My \texttt{withBinaryFile} usage is a small-scale example of this. The \texttt{sourceFile} function I'd been using previously looks roughly like:
\begin{minted}{haskell}
sourceFile :: FilePath -> Source (ResourceT IO) ByteString
\end{minted}
This says that if you give this function a \texttt{FilePath}, it will give you back a stream of bytes, and that it requires \texttt{ResourceT} to be present (to register the cleanup function in the case of an exception). Importantly: there's no way you could accidentally try to send data into this file. The type (\texttt{Source}) prevents it. If you did something like:
\begin{minted}{haskell}
runConduitRes $ someProducer .| sourceFile "output.txt"
\end{minted}
The compiler would complain about the types mismatching, which is exactly what you want! Now, by contrast, let's look at the types of \texttt{withBinaryFile} and \texttt{sourceHandle}:
\begin{minted}{haskell}
withBinaryFile :: FilePath -> IOMode -> (Handle -> IO a) -> IO a
sourceHandle :: Handle -> Source IO ByteString
\end{minted}
The type signature of \texttt{withBinaryFile} uses the bracket pattern, meaning that you provide it with a function to run while the file is open, and it will ensure that it closes the file. But notice something about the type of that inner function: \texttt{Handle -> IO a}. It tells you absolutely nothing about whether the file is opened for reading and writing!

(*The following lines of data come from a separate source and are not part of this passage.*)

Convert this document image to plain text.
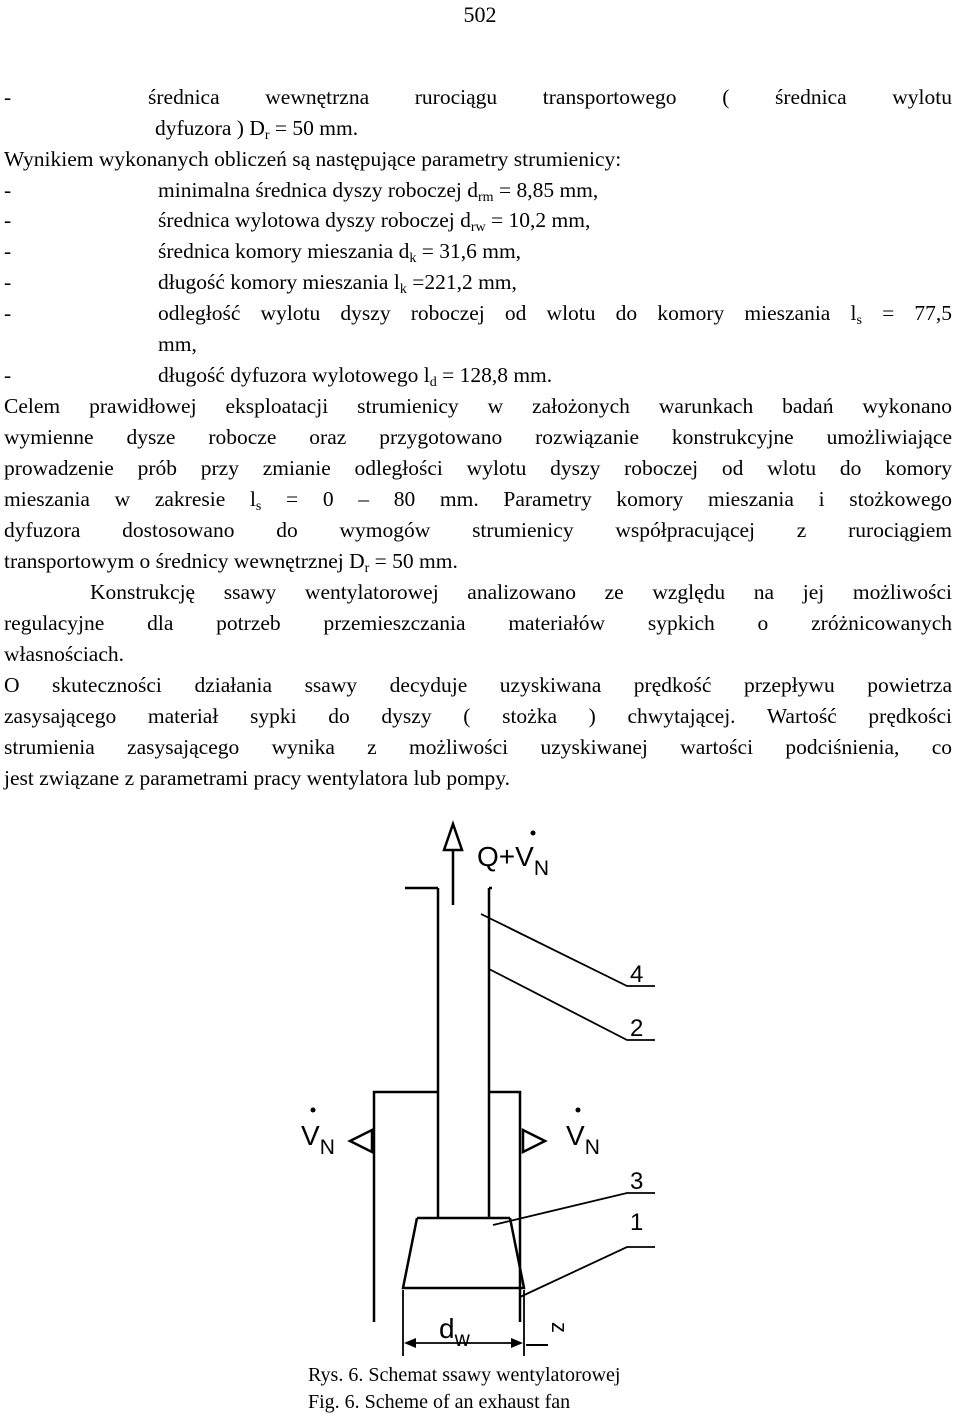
502
-	średnica wewnętrzna rurociągu transportowego ( średnica wylotu
dyfuzora ) $D_r = 50$ mm.
Wynikiem wykonanych obliczeń są następujące parametry strumienicy:
-	minimalna średnica dyszy roboczej $d_{rm} = 8,85$ mm,
-	średnica wylotowa dyszy roboczej $d_{rw} = 10,2$ mm,
-	średnica komory mieszania $d_k = 31,6$ mm,
-	długość komory mieszania $l_k =221,2$ mm,
-	odległość wylotu dyszy roboczej od wlotu do komory mieszania $l_s = 77,5$
mm,
-	długość dyfuzora wylotowego $l_d = 128,8$ mm.
Celem prawidłowej eksploatacji strumienicy w założonych warunkach badań wykonano
wymienne dysze robocze oraz przygotowano rozwiązanie konstrukcyjne umożliwiające
prowadzenie prób przy zmianie odległości wylotu dyszy roboczej od wlotu do komory
mieszania w zakresie $l_s = 0 - 80$ mm. Parametry komory mieszania i stożkowego
dyfuzora dostosowano do wymogów strumienicy współpracującej z rurociągiem
transportowym o średnicy wewnętrznej $D_r = 50$ mm.
Konstrukcję ssawy wentylatorowej analizowano ze względu na jej możliwości
regulacyjne dla potrzeb przemieszczania materiałów sypkich o zróżnicowanych
własnościach.
O skuteczności działania ssawy decyduje uzyskiwana prędkość przepływu powietrza
zasysającego materiał sypki do dyszy ( stożka ) chwytającej. Wartość prędkości
strumienia zasysającego wynika z możliwości uzyskiwanej wartości podciśnienia, co
jest związane z parametrami pracy wentylatora lub pompy.
$Q+V_N$
$V_N$	$V_N$
4
2
3
1
$d_w$
z
Rys. 6. Schemat ssawy wentylatorowej
Fig. 6. Scheme of an exhaust fan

The question is: how do we protect ourselves from the kinds of bugs this weak typing allows?
\section{Quarantining weak typing}
Let's capture the basic concept of what I was trying to do in my program with a helper function:
\begin{minted}{haskell}
withSourceFile :: FilePath -> (Source IO ByteString -> IO a) -> IO a
withSourceFile fp inner =
withBinaryFile fp ReadMode $ \handle ->
inner $ sourceHandle handle
\end{minted}
This function has all of the same weak typing problems in its body as what I wrote before. However, let's look at the use site of this function:
\begin{minted}{haskell}
withSourceFile fp $ \src -> runConduit $ src .| someConsumer
\end{minted}
I definitely can't accidentally pass \texttt{WriteMode} instead, and if I try to do something like:
\begin{minted}{haskell}
withSourceFile fp $ \src -> runConduit $ someProducer .| src
\end{minted}
I'll get a compile time error. In other words:
\begin{quotation}
\textit{While my function internally is weakly typed, externally it's strongly typed }
\end{quotation}
This means that all users of my functions get the typing guarantees I've been hoping to provide. We can't eliminate the possibility of weak typing errors completely, since the systems we're running on are ultimately weakly typed. After all, at the OS level, a file descriptor is just an int, and tells you nothing about whether it's read mode, write mode, or even a pointer to some random address in memory.
Instead, our goal in writing strongly typed programs is to contain as much of the weak typing to helper functions as possible, and expose a strongly typed interface for most of our program. By using \texttt{withSourceFile} instead of \texttt{withBinaryFile}, I now have just one place in my code I need to check the logic of using \texttt{ReadMode} correctly, instead of dozens.
\section{Discipline and best practices}
The takeaway here is that you can \textit{always} shoot yourself in the foot. Languages like Haskell are not some piece of magic that will eliminate bugs. You need to follow through with discipline in using the languages well if you want to get the benefits of features like strong typing.
You can use the some kind of technique in many languages. But if you use a language like Haskell with a plethora of features geared towards easy safety, you'll be much more likely to follow through on it.